Es war ein langer Weg, bis auch in Altenkunstadt eine evangelische Kirche gebaut werden konnte, denn viele Jahre lang war das Gotteshaus in Strössendorf der Mittelpunkt für das Gemeindeleben der evangelischen Gläubigen. Wesentliche Initiativen dazu gingen von der evangelischen Frauenhilfe aus, die mit Unterstützung von Frauen aus Weismain vor fast 60 Jahren gegründet wurde. Wenig später äußerten sie den Wunsch, auch in Altenkunstadt eine Kirche mit einem Versammlungsraum zu schaffen. Damals übernahm Pfarrer Adolf Müller die neue Pfarrstelle in Melkendorf und Pfarrer Leonhard Meyer begann seinen Dienst als neuer Seelsorger in Strössendorf .

Zuerst war ein Standort im Baugebiet „Rinnig“ angedacht

Ein „Freundeskreis Kirchenbau“ wurde gegründet, dessen Mitglieder sich verpflichteten, monatlich einen Beitrag für den Kirchenbau zu leisten. Bald konnte über einen ersten Planentwurf diskutiert werden, doch fand dieser nur wenig Gefallen, denn viele empfanden dieses Konzept als „zu modern.“ Ursprünglich stand dafür ein Bauplatz im Neubaugebiet „Rinnig“ zur Verfügung, doch nachdem eine ganze Reihe von Vorentwürfen diskutiert worden waren, wurde er wieder aufgegeben.

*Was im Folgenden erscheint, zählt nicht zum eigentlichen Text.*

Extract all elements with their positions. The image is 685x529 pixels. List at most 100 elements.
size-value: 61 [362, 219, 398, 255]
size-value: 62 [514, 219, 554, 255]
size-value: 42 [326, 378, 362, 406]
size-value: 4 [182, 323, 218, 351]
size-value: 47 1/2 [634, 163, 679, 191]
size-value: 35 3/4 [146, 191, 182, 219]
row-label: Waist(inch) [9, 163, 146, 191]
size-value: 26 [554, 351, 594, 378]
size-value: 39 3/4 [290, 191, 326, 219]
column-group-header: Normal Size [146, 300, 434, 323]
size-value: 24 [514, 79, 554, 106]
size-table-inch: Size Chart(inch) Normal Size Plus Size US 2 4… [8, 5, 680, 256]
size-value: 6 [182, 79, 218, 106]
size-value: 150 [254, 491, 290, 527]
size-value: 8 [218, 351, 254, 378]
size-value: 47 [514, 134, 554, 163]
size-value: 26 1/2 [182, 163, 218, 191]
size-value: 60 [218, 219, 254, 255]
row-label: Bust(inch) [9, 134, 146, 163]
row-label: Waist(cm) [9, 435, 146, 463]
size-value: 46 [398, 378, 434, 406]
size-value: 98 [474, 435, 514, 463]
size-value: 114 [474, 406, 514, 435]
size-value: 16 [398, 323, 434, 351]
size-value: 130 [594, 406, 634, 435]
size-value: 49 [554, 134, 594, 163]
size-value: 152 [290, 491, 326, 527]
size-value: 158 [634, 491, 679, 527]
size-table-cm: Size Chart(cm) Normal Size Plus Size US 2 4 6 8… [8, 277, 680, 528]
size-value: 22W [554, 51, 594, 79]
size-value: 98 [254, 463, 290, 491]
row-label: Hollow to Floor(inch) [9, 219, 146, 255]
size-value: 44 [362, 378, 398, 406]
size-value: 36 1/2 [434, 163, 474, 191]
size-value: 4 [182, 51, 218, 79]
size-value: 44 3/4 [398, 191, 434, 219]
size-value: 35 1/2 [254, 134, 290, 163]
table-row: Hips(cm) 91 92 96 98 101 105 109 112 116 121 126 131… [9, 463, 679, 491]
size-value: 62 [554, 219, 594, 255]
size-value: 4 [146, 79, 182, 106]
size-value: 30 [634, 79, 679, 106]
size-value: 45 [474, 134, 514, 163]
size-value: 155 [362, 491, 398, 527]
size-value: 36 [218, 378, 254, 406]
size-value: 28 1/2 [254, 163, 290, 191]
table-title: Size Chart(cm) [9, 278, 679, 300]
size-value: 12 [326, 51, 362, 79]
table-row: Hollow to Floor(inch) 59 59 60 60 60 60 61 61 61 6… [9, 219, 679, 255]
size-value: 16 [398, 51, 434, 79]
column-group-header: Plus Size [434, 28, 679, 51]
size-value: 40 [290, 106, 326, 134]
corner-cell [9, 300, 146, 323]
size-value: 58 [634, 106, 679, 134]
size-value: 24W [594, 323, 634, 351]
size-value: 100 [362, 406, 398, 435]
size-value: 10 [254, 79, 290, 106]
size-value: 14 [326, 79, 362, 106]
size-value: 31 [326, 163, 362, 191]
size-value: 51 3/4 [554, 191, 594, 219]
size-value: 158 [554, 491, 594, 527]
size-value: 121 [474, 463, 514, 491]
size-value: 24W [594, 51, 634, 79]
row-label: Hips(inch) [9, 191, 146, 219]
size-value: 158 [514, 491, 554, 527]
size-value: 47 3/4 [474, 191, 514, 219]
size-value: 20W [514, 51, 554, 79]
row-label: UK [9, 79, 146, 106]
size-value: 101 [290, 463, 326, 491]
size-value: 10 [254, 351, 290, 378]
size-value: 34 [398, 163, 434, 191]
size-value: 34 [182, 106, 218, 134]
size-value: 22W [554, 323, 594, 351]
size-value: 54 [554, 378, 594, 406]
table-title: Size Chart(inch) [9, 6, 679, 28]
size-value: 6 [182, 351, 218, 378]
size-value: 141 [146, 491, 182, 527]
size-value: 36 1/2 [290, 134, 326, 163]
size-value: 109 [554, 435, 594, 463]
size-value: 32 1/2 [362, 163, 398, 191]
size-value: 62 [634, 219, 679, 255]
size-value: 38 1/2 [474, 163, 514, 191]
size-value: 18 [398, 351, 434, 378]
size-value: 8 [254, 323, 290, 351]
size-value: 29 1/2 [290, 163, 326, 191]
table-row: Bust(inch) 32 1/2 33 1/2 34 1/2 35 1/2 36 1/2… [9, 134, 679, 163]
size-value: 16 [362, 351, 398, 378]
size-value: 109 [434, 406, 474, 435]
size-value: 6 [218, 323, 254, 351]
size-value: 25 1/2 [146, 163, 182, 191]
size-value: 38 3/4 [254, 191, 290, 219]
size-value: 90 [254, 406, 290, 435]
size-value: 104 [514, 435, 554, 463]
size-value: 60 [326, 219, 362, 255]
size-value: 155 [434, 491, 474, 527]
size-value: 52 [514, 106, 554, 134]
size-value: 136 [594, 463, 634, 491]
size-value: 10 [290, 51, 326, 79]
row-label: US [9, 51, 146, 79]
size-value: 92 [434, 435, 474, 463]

Schließlich einigten sich die Gläubigen auf einen Standort an der Woffendorfer Straße zwischen dem späteren Kindergarten und dem Feuerwehrhaus. Mittlerweile waren der Raumbedarf und die Entwürfe für das Gemeindezentrums auch von der evangelischen Landeskirche genehmigt worden, sodass der Bauplan in Auftrag gegeben werden konnte.

Ein feierlicher Moment war die Grundsteinlegung am 10. Mai 1970 unter Beteiligung zahlreicher Gäste. Nachdem Dekan Wilhelm Mädl die ersten Hammerschläge vollzogen hatte, wurde die Urkunde in ein Kupfergefäß eingelötet. In dem Dokument wird auch an das Ende des Zweiten Weltkriegs erinnert, das damals 25 Jahre zurücklag. Der Posaunenchor Strössendorf und ein Kinderchor unter der Leitung von Oberlehrer Siegfried Jachmann bereicherten die Feierstunde. Bürgermeister Georg Böhmer, Pfarrer Leonhard Meyer und sein Vorgänger Pfarrer Adolf Müller wiesen auf die Bedeutung des Kirchenbaus hin. Ein Gemeindeabend in der Grundschulturnhalle beschloss den festlichen Tag.

Zum Baubeginn hatten die Gläubigen 35 000 Euro an Spenden gesammelt

50 Jahre Grundsteinlegung für Kreuzbergkirche Altenkunstadt
Der Bauplatz für die Kreuzbergkirche wird abgesteckt. In der Bildmitte sind dabei Archtekt Henzler, München, Baumeister ... Foto: Dieter Radziej

Die Gemeindeglieder hatten damals schon die beachtliche Summe von 35 000 Mark an Spenden gesammelt. Ein schöner Grundstock für die Bauarbeiten, die zügig voranschritten, sodass schon am 27. August 1970 das Richtfest gefeiert wurde. Die ersten Kirchenglocken trafen knapp ein Jahr später aus Heidelberg ein. Sie tragen die den Namen der Apostel Matthäus, Lukas, Johannes und Markus.

Am 10. Oktober 1971 wurde die evangelisch-lutherische Kreuzbergkirche schließlich eingeweiht. Damit ging ein lange gehegter Wunsch vieler Gläubiger in Erfüllung. Seitdem entwickelte sich am Kreuzberg in Altenkunstadt ein lebhaftes Gemeindeleben.